Pourquoi ne le convertirait-elle pas elle-même?
Elle n'avait, elle le reconnaissait, ni le savoir, ni l'éloquence, ni l'autorité de son grand-père; mais Richard ne l'écouterait pas, elle en était certaine, comme il écouterait M. de la Roche-Odon.
XXIV
Depuis que Sophie était installée, avec son enfant, dans la chaumière du parc de la Rouvraye, Bérengère et le capitaine avaient pris l'habitude de se rencontrer là tous les jeudis, une heure avant le dîner.
Cette habitude s'était établie tout naturellement et sans qu'il y eût accord formel entre eux.
Le jeudi qui avait suivi le baptême, le capitaine avait dit à Bérengère qu'avant de venir à la Rouvraye il s'était arrêté chez Sophie pour voir son filleul, et le jeudi d'après Bérengère avait tout naturellement éprouvé le désir d'aller voir l'enfant qui était aussi son filleul à elle, une heure avant le dîner.

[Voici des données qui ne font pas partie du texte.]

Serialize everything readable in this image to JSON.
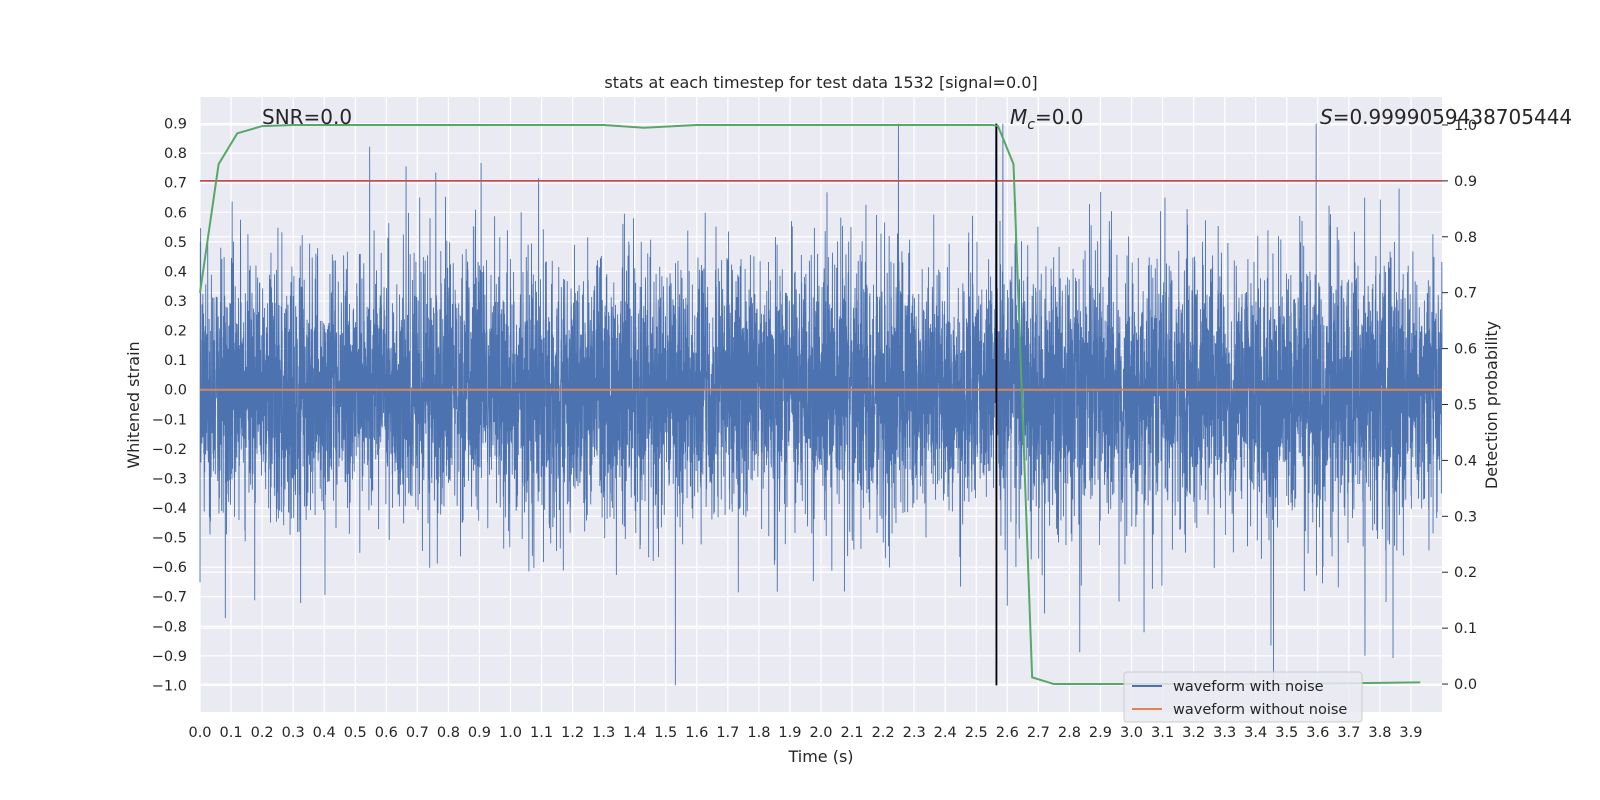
{
  "chart_data": {
    "type": "line",
    "title": "stats at each timestep for test data 1532 [signal=0.0]",
    "xlabel": "Time (s)",
    "ylabel": "Whitened strain",
    "y2label": "Detection probability",
    "xlim": [
      0.0,
      4.0
    ],
    "ylim": [
      -1.09,
      0.99
    ],
    "y2lim": [
      -0.05,
      1.05
    ],
    "xticks": [
      "0.0",
      "0.1",
      "0.2",
      "0.3",
      "0.4",
      "0.5",
      "0.6",
      "0.7",
      "0.8",
      "0.9",
      "1.0",
      "1.1",
      "1.2",
      "1.3",
      "1.4",
      "1.5",
      "1.6",
      "1.7",
      "1.8",
      "1.9",
      "2.0",
      "2.1",
      "2.2",
      "2.3",
      "2.4",
      "2.5",
      "2.6",
      "2.7",
      "2.8",
      "2.9",
      "3.0",
      "3.1",
      "3.2",
      "3.3",
      "3.4",
      "3.5",
      "3.6",
      "3.7",
      "3.8",
      "3.9"
    ],
    "yticks": [
      "0.9",
      "0.8",
      "0.7",
      "0.6",
      "0.5",
      "0.4",
      "0.3",
      "0.2",
      "0.1",
      "0.0",
      "−0.1",
      "−0.2",
      "−0.3",
      "−0.4",
      "−0.5",
      "−0.6",
      "−0.7",
      "−0.8",
      "−0.9",
      "−1.0"
    ],
    "y2ticks": [
      "1.0",
      "0.9",
      "0.8",
      "0.7",
      "0.6",
      "0.5",
      "0.4",
      "0.3",
      "0.2",
      "0.1",
      "0.0"
    ],
    "annotations": {
      "snr": "SNR=0.0",
      "mc_symbol": "M",
      "mc_sub": "c",
      "mc_value": "=0.0",
      "s_symbol": "S",
      "s_value": "=0.9999059438705444"
    },
    "series": [
      {
        "name": "waveform with noise",
        "color": "#4c72b0",
        "axis": "left",
        "kind": "noisy-strain",
        "n_samples": 8192,
        "range": [
          -1.0,
          0.9
        ]
      },
      {
        "name": "waveform without noise",
        "color": "#dd8452",
        "axis": "left",
        "values": [
          0.0,
          0.0
        ]
      },
      {
        "name": "detection probability",
        "color": "#55a868",
        "axis": "right",
        "x": [
          0.0,
          0.06,
          0.12,
          0.2,
          0.3,
          0.6,
          1.0,
          1.3,
          1.43,
          1.6,
          2.0,
          2.3,
          2.55,
          2.57,
          2.62,
          2.68,
          2.75,
          3.0,
          3.5,
          3.93
        ],
        "values": [
          0.7,
          0.93,
          0.985,
          0.998,
          1.0,
          1.0,
          1.0,
          1.0,
          0.995,
          1.0,
          1.0,
          1.0,
          1.0,
          0.998,
          0.93,
          0.012,
          0.0,
          0.0,
          0.0,
          0.003
        ]
      }
    ],
    "threshold": {
      "value": 0.9,
      "axis": "right",
      "color": "#c44e52"
    },
    "vline": {
      "x": 2.565,
      "color": "#000000",
      "ymin": -1.0,
      "ymax": 0.9
    },
    "legend": {
      "placement": "lower-right",
      "entries": [
        "waveform with noise",
        "waveform without noise"
      ]
    },
    "grid": true,
    "colors": {
      "background": "#eaeaf2",
      "grid": "#ffffff"
    }
  }
}
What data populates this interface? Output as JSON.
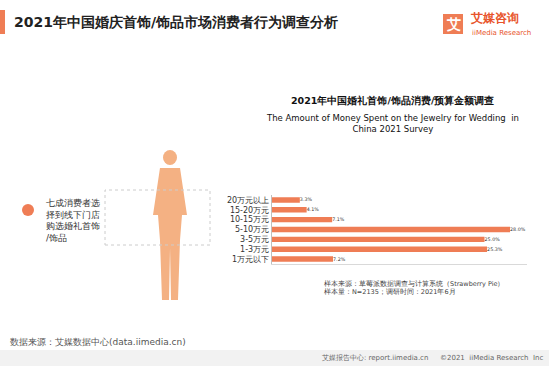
{
  "header": {
    "title": "2021年中国婚庆首饰/饰品市场消费者行为调查分析",
    "logo_icon": "艾",
    "logo_name": "艾媒咨询",
    "logo_sub": "iiMedia Research"
  },
  "side_note": "七成消费者选择到线下门店购选婚礼首饰/饰品",
  "chart_data": {
    "type": "bar",
    "orientation": "horizontal",
    "title": "2021年中国婚礼首饰/饰品消费/预算金额调查",
    "subtitle": [
      "The Amount of Money Spent on the Jewelry for Wedding  in",
      "China 2021 Survey"
    ],
    "categories": [
      "20万元以上",
      "15-20万元",
      "10-15万元",
      "5-10万元",
      "3-5万元",
      "1-3万元",
      "1万元以下"
    ],
    "values": [
      3.3,
      4.1,
      7.1,
      28.0,
      25.0,
      25.3,
      7.2
    ],
    "value_labels": [
      "3.3%",
      "4.1%",
      "7.1%",
      "28.0%",
      "25.0%",
      "25.3%",
      "7.2%"
    ],
    "color": "#ef7d55",
    "xlim": [
      0,
      30
    ],
    "grid": false,
    "data_labels": true,
    "tick_labels": "y",
    "annotations": [
      "样本来源：草莓派数据调查与计算系统（Strawberry Pie）",
      "样本量：N=2135；调研时间：2021年6月"
    ]
  },
  "source": "数据来源：艾媒数据中心(data.iimedia.cn)",
  "footer": {
    "left": "艾媒报告中心: report.iimedia.cn",
    "right": "©2021  iiMedia Research  Inc"
  }
}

Par un hasard bien surprenant en vérité, le capitaine était arrivé juste au moment où elle tenait l'enfant dans ses bras et le faisait sauter.
Ils étaient un instant restés chez Sophie, puis ils s'étaient mis en route pour la Rouvraye, accompagnés de Miss Armagh.
Et depuis, toujours bien servis par ce hasard de plus en plus surprenant, ils s'étaient ainsi rencontrés chaque jeudi, tantôt Bérengère étant arrivée la première, tantôt au contraire Richard l'ayant devancée.
Ces visites hebdomadaires, sans compter celles que Bérengère lui faisait dans la semaine, étaient les grandes joies de Sophie.